Blanche étincelle, de Lucien Suel


            


Mauricette Beaussart mène une vie solitaire mais paisible à Wittebecque, petite ville des Hauts de France. Livres, musique et pauses gourmandes avec des amies tissent la trame de ses journées. Pourtant, sous cet épicurisme de bon aloi, on apprend vite que la vie n’a pas été tendre avec elle, que les morts peuplent son esprit encore plus que les vivants, à commencer par ses propres parents tôt disparus.
Un jour, dans une librairie, elle rencontre Blanche, musicienne et chanteuse lyrique, par ailleurs mère de famille comblée. Pour Mauricette la délaissée, c’est une sorte de coup de foudre – même si tout nous laisse penser que leur relation est d’ordre platonique.
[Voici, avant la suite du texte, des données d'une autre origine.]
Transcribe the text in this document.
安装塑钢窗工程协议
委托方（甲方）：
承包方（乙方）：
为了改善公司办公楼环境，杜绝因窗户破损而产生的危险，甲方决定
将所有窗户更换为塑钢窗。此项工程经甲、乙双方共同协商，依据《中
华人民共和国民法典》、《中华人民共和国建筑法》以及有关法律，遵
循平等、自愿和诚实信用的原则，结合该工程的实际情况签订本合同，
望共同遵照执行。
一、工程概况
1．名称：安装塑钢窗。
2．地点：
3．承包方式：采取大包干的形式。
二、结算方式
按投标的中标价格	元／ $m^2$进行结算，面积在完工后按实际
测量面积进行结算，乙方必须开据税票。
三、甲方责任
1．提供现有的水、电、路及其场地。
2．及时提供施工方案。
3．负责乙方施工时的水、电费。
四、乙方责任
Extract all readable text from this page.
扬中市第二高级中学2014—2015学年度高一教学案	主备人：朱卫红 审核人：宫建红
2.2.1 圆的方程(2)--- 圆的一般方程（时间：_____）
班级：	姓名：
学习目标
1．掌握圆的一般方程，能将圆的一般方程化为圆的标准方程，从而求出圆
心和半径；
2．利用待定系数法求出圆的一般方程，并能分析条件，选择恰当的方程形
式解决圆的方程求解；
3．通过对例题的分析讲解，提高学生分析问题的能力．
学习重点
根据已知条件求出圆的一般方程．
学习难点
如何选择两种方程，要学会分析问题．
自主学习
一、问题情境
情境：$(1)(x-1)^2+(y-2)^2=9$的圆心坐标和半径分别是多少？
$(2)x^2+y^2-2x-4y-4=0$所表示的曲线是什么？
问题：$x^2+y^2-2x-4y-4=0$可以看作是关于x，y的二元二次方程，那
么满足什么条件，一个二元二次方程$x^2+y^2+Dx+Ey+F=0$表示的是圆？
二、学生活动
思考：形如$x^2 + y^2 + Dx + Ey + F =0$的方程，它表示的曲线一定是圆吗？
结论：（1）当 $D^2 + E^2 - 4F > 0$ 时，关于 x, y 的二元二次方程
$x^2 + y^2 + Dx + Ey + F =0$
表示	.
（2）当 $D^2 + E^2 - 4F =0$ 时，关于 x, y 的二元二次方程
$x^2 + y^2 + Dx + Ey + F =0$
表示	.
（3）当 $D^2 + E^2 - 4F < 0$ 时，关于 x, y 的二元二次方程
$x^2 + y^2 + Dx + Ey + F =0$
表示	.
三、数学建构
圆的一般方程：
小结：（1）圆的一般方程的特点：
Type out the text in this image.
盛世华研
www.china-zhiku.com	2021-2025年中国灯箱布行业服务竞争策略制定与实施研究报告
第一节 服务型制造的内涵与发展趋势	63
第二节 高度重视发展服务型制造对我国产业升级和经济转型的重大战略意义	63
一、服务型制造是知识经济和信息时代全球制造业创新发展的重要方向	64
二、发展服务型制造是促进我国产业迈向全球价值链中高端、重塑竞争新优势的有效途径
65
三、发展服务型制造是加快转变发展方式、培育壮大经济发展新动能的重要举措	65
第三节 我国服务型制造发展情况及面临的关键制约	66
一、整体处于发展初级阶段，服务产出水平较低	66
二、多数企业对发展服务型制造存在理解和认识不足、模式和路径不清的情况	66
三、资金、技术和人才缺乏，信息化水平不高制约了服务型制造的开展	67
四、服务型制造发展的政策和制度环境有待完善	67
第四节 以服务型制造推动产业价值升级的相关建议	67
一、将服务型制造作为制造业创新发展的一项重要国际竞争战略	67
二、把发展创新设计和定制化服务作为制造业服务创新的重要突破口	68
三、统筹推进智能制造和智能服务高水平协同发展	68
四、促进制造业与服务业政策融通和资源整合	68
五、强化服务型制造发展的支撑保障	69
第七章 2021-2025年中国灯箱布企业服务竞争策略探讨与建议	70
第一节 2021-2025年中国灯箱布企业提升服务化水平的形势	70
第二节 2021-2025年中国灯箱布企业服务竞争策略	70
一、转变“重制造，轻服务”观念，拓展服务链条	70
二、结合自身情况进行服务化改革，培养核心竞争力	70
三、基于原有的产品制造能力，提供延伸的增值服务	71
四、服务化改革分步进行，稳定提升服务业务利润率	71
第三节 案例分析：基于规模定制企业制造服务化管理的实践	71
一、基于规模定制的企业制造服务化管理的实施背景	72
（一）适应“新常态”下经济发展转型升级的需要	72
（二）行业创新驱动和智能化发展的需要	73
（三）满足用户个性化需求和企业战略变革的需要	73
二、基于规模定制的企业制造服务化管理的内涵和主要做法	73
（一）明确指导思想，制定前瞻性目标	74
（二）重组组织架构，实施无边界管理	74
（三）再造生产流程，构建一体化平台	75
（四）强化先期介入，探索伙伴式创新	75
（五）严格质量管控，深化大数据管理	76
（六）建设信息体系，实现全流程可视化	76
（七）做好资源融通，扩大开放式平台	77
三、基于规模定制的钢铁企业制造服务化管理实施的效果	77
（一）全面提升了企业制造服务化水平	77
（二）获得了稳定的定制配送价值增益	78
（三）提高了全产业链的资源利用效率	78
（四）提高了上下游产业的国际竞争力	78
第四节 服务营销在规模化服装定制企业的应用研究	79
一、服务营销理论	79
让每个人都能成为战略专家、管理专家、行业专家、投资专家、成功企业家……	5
Sa présence va lui donner une raison supplémentaire de vivre et d’écrire. Des sorties et des échanges culturels  s’ensuivent entre les deux femmes. Peu à peu, Mauricette s’investit affectivement avec Augustin et Benoit, les deux enfants de Blanche. Jusqu’au jour où l’accident d’un des deux frères va bouleverser cet équilibre…
Déjà auteur, en 2009, de  La patience de Mauricette, Lucien Suel a donné trois ans plus tard  une sorte de suite à cette existence malmenée mais attachante. Une succession de courts chapitres composent ce roman écrit à la première personne, au carrefour du récit et du journal. Les phrases sont brèves, l’écriture limpide et entraînante. Suel  multiplie les notations impressionnistes sur la vie quotidienne, saison après saison. Il y distille aussi une partie de sa vaste culture à travers des références à des livres, des films ou des disques. On disserte sur Flannery O’ Connor, Rimbaud, Céline, Van Gogh, Billie Holiday ou Renée Flemming. Souvent, en fin de chapitre, le poète qu’est profondément Lucien Suel revient à l’assaut avec des jeux de mots, des asyndètes et des assonances. Mais ce qui est encore le plus troublant, c’est l’identification – littéraire – de l’auteur à son personnage principal. Tout comme Flaubert avec Emma Bovary, Lucien Suel pourrait dire « Mauricette Beaussart, c’est moi. ». Ce faisant il signe, lui aussi, un admirable roman du rien. De ce rien qui est – presque – tout pour nous.